Currently included Databases
Overview table
| Dataset / Reference | Taxonomic Scope | Data Format / Repository |
|---|---|---|
| Dumack et al. (2019) | Cercozoa & Endomyxa | tab-delimited text / GitHub |
| Freundenthal et al. (2025) | Amoebozoa | tab-delimited text / GitHub, Zenodo |
| Ramond et al. (2018, 2019) | Marine protists | CSV / SEANOE 56963 |
| Schneider et al. (2020) | Protists | trait tables / DOI: 10.3897/BDJ.8.e56648 |
| Giachello et al. (2023) | Soil protists | Excel / DOI: 10.1016/j.soilbio.2023.109207 |
| Mitra et al. (2023) | Mixoplankton | Excel / Zenodo 7839780 |
| Bjørbækmo et al. (2019) | Protist interactions | CSV / Zenodo |
| Põlme et al. (2020) | Fungi & fungus-like Stramenopiles | Google Sheets / DOI: 10.1007/s13225-020-00466-2 |
| Lentendu et al. (2025) | Soil eukaryotes | Zenodo / GitHub / DOI: 10.1111/1755-0998.14118 |
| Rimet et al. (2018) | Freshwater phytoplankton | CSV / Zenodo |
| Laplace-Treyture et al. (2021) | French freshwater phytoplankton | CSV / Figshare |
for more detailed information of public databases public-databases
Unified Long-Format Trait Schema
All datasets were converted into a shared long-format schema designed to:
- preserve original taxonomic resolution,
- separate trait meaning from source-specific column names,
- retain full citation metadata,
- support later ontology-based harmonisation.
Core Fields
Taxonomy
- taxon_name
- taxon_rank
- genus, family, order, class, phylum, supergroup, domain
Trait Information
- trait_category
- trait_name
- trait_value
- trait_unit
Context
- habitat
- environment
- life_stage
Provenance
- source_db
- source_table
- reference_id
- reference_full
Audit Metadata
- original_column
- original_value
- notes
Dataset-Specific Extraction Strategy
Each database was processed using a dedicated extraction function that:
- Identified trait-relevant columns.
- Pivoted the data into long format.
- Assigned broad trait categories (e.g. trophic, morphology, size).

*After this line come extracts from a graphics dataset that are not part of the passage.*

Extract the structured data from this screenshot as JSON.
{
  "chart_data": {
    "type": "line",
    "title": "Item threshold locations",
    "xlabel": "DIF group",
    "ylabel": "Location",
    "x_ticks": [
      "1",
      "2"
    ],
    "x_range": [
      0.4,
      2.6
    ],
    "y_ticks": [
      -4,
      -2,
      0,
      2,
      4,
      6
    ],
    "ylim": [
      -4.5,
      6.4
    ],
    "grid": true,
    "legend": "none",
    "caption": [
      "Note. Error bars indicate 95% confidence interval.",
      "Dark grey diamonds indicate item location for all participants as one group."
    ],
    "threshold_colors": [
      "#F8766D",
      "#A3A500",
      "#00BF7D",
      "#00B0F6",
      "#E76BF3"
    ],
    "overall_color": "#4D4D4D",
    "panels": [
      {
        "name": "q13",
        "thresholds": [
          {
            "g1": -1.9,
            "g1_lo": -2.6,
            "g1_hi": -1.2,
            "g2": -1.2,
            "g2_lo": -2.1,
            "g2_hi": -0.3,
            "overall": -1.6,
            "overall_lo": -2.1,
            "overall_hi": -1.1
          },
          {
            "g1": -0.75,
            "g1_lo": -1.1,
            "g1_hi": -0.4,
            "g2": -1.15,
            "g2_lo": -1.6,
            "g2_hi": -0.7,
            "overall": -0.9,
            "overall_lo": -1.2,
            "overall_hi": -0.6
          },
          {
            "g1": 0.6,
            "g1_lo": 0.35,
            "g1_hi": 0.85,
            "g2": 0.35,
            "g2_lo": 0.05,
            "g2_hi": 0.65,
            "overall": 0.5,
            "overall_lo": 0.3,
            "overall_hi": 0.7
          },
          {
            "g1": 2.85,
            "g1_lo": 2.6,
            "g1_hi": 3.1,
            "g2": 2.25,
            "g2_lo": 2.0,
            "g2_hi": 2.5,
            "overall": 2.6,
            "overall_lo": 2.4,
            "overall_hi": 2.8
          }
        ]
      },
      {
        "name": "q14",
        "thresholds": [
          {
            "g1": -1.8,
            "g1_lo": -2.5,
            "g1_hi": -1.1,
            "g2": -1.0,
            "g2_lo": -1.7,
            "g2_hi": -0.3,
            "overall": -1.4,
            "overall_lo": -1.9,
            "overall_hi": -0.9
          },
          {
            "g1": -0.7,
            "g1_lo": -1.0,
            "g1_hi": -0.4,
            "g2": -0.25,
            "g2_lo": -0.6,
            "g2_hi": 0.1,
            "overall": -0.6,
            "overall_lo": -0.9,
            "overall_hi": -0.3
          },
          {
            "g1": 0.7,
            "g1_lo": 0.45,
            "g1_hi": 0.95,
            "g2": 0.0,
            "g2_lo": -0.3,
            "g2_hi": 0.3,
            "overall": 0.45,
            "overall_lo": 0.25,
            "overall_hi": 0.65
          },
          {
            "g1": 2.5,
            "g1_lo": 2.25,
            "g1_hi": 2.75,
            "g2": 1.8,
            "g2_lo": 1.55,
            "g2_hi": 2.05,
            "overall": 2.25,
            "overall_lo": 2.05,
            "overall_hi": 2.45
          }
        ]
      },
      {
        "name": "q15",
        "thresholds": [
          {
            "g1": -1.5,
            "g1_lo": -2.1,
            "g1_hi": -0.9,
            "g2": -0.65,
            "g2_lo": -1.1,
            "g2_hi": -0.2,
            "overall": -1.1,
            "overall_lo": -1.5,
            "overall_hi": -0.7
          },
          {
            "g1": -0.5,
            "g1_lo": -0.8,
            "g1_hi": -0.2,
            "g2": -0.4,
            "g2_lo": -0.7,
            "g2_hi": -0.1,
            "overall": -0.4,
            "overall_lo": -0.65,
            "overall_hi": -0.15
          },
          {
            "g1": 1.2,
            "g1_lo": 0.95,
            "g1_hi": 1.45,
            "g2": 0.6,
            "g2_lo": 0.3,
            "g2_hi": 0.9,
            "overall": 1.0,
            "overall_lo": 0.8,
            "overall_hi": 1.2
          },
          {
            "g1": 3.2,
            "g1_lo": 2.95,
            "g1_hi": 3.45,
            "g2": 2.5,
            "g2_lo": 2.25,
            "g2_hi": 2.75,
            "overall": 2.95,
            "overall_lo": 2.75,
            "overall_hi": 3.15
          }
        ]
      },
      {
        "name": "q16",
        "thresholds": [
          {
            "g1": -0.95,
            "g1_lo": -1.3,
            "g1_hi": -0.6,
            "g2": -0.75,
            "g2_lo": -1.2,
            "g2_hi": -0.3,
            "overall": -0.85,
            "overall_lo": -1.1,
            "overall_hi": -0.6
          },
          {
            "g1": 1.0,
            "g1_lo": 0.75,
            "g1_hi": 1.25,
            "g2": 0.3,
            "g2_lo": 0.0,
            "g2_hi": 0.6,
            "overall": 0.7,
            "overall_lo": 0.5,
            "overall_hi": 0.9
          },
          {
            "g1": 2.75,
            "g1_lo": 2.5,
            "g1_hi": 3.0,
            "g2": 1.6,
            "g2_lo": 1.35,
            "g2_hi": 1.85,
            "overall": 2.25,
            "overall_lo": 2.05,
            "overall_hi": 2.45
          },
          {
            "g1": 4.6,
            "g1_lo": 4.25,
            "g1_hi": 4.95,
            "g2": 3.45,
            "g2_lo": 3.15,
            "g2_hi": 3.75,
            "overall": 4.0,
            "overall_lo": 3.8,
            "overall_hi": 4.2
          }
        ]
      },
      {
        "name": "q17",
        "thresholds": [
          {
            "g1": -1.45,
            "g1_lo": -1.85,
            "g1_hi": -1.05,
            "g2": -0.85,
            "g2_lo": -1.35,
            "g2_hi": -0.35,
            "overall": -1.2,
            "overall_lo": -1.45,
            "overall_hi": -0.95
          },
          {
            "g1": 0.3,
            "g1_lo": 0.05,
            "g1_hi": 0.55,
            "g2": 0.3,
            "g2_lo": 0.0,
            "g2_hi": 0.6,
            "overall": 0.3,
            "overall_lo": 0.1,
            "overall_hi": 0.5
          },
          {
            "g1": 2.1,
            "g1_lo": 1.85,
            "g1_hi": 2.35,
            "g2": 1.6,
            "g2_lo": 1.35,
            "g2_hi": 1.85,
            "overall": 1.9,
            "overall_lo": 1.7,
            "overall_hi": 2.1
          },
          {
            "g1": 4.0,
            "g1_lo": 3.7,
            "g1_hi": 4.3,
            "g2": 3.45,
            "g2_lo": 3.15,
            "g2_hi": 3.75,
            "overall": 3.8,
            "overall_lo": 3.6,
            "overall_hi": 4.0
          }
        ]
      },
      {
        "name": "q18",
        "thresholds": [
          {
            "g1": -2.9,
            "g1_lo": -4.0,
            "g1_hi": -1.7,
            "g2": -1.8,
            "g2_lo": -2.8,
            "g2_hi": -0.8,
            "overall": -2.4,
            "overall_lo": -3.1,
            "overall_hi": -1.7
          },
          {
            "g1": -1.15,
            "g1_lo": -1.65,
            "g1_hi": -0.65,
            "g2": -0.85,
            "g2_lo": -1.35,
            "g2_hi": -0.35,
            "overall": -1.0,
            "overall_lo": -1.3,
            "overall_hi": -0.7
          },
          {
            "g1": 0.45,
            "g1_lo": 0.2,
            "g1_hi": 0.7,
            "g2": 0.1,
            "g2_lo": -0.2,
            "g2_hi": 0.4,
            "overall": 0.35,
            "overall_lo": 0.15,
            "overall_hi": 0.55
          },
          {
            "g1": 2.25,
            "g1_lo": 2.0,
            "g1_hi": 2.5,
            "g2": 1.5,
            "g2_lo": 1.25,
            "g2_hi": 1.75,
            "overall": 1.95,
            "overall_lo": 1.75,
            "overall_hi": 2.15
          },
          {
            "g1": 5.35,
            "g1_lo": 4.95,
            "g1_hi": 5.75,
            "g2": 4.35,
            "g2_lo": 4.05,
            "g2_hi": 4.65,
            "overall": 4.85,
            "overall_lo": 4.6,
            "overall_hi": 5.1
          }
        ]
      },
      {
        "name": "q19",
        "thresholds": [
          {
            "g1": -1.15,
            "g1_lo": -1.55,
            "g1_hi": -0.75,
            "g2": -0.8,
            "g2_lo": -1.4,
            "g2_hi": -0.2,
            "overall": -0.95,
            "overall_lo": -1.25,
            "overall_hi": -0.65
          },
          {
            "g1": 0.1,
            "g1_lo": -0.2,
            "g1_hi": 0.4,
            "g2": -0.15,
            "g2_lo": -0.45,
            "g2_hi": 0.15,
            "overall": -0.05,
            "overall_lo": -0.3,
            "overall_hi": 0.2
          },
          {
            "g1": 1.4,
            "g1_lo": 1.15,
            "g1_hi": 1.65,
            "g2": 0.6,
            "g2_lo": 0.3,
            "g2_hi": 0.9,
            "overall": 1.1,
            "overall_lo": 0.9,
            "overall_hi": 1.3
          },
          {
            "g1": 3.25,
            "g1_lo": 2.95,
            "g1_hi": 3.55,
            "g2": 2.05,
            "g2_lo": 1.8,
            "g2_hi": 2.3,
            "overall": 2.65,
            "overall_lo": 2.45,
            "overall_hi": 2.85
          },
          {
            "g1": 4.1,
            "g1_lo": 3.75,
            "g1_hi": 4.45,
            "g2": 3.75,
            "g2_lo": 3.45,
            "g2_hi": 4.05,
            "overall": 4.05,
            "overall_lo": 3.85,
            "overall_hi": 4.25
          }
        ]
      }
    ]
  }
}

- Preserved original values and column names.
- Attached explicit provenance metadata.
No semantic harmonisation or value standardisation was applied at this stage.
Output of Step 1
Step 1 produces a set of structurally aligned long-format trait tables, one per source database. Together, these form a comprehensive, provenance-aware corpus spanning marine, freshwater, soil, and host-associated protists.
This corpus serves as the sole input for subsequent workflow stages.
Position in the Overall Workflow
- Step 1 (this document): Structural compilation and standardisation of public protist trait databases.
- Step 2 (next): Semantic harmonisation of trait categories, values, and vocabularies using a formal trait ontology.